Source/Destination domain
This acl matches requests with proper source or destination domain. The types
are srcdomain and dstdomain. The source domain option is not recommended,
because the attacker who controls the reverse DNS entries for the attacking
host will be able to manipulate these entries to bypass the srcdomain acl. The
dstdomain matches the destination domain. It can be used for example to block
some well-known porn sites. You should also block the site's ip, because
without it someone can access the site typing the ip in their browser. Here is
an example – you want to block the site www.example.com. The ip
address is 10.11.12.13. The entry is
acl badDomain dstdomain example.com
acl badIp dst 10.11.12.13
acl myNet src 192.168.0.0/255.255.0.0
acl all src 0.0.0.0/0.0.0.0
http_access deny badDomain
http_access deny badIp
http_access allow myNet
http_access deny all
Regular expression
With the described types you can only filter sites by destination domain. The
matching based on the regular expressions allows you to make much more precise
filtering. Regular expression in Squid are case-sensitive by default, to make
them case-insensitive use prefix -i. For example you want to deny access to all
requests with word sex (or SEX, SEx, etc.). Than the proper acl is like
acl badUrl url_regex -i sex
To block all files with video content you can make an acl like
acl badUrl url_regex -i \.avi
you can also combine these two rules
acl badUrl url_regex -i sex.\*\.avi
Regular expressions can be used also for checking the source and destination
domains. The types are srcdom_regex and dstdom_regex.
Current time/date
This type matches the requests according to the current time. The often wish
is to filter unwanted sites during the work time. It can be done by combining
the time and dstdomain (or dstdom_regex) ACLs. The syntax of time acl is here
acl name time [day-list] [start_hour:minute-end_hour:minute]

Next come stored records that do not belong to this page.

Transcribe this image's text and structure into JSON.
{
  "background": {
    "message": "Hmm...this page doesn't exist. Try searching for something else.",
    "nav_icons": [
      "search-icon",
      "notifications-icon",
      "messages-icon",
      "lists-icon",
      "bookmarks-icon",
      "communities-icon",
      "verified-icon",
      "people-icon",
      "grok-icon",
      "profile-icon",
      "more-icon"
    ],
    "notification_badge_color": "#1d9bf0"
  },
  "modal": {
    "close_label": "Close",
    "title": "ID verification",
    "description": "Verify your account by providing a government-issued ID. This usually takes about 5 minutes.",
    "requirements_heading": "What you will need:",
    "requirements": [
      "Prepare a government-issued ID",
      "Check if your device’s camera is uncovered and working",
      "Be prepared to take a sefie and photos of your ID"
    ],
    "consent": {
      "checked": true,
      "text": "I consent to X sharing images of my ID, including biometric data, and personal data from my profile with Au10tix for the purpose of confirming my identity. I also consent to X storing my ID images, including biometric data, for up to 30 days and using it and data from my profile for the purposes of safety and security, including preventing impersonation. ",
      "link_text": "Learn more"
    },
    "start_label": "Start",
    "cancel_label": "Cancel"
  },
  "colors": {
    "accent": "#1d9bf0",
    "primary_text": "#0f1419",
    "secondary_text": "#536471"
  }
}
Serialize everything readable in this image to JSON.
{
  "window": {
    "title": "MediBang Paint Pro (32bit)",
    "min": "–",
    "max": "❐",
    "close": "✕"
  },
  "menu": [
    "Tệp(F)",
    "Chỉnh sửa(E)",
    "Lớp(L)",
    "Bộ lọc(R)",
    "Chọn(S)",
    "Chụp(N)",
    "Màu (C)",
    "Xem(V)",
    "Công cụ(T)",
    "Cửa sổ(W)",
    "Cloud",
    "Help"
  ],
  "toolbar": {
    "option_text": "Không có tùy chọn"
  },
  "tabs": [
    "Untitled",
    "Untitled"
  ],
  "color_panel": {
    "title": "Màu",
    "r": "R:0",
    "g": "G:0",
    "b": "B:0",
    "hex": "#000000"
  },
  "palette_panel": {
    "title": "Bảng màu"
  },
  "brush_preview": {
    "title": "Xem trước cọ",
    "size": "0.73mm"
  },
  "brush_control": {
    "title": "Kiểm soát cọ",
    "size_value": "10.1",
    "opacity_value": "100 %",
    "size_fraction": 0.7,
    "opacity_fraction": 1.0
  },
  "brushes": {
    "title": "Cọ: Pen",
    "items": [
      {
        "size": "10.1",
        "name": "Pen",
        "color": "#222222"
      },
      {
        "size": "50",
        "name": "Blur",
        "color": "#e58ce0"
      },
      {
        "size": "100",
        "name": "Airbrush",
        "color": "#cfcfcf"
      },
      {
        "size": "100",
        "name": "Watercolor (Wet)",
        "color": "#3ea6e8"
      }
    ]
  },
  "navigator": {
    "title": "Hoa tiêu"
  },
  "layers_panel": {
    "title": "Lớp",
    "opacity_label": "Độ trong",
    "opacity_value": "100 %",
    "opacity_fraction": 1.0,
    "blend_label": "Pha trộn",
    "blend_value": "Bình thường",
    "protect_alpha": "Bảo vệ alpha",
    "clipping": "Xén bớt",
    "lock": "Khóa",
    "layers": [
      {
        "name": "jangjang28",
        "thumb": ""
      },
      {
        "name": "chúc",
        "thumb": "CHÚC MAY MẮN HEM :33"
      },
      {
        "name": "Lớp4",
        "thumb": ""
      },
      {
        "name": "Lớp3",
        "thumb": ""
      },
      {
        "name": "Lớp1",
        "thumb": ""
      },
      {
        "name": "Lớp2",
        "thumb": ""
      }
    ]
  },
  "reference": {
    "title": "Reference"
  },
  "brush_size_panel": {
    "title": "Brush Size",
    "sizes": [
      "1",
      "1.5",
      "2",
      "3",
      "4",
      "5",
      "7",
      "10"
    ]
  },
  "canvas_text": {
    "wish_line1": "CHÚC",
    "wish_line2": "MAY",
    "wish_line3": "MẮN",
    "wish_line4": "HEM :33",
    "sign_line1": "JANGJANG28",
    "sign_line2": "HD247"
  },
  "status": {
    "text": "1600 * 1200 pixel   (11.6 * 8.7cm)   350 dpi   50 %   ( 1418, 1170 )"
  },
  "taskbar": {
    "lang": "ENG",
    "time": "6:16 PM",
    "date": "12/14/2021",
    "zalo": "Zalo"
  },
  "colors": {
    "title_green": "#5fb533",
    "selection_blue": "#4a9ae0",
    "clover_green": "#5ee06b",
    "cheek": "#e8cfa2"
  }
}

The day-list is a list of single characters indicating the days that the acl
applies to. Here is the list: S – Sunday, M – Monday,
T – Tuesday, W – Wednesday, H – Thursday,
F – Friday, A – Saturday. For weekends you can use
acl weekends time SA
Destination port
The most used port is 80 (that is the port the web servers almost always
listen on). Some servers listen on other ports too such as 8080. The SSL
connections use port 443. By default there is a list of Safe_ports defined in
the squid.conf. This is the line from squid.conf
acl Safe_ports port 80 21 443 563 70 210 1025-65535
which means that destination ports 80, 21, 443, 563, 70, 210, 1025, 1026, ...
65534, 65535 are matched. To deny all other ports you can use
http_access deny !Safe_ports
Method
There are several methods – get, post and connect. The get method is
used for downloading, the post method for uploading and the connect method for
ssl connections. The typical thing is to block connect type requests to non-SSL
ports. The connect method allows the traffic in any direction at any time, so
if you have a improperly configured proxy, you can connect to a telnet server
on a distant machine from the cache server and to bypass the packet filters.
So we can use this example
acl connect_method method CONNECT
acl SSL_PORTS port 443 563
http_access deny connect_method !SSL_PORTS
The acl operators will be described in the next volume.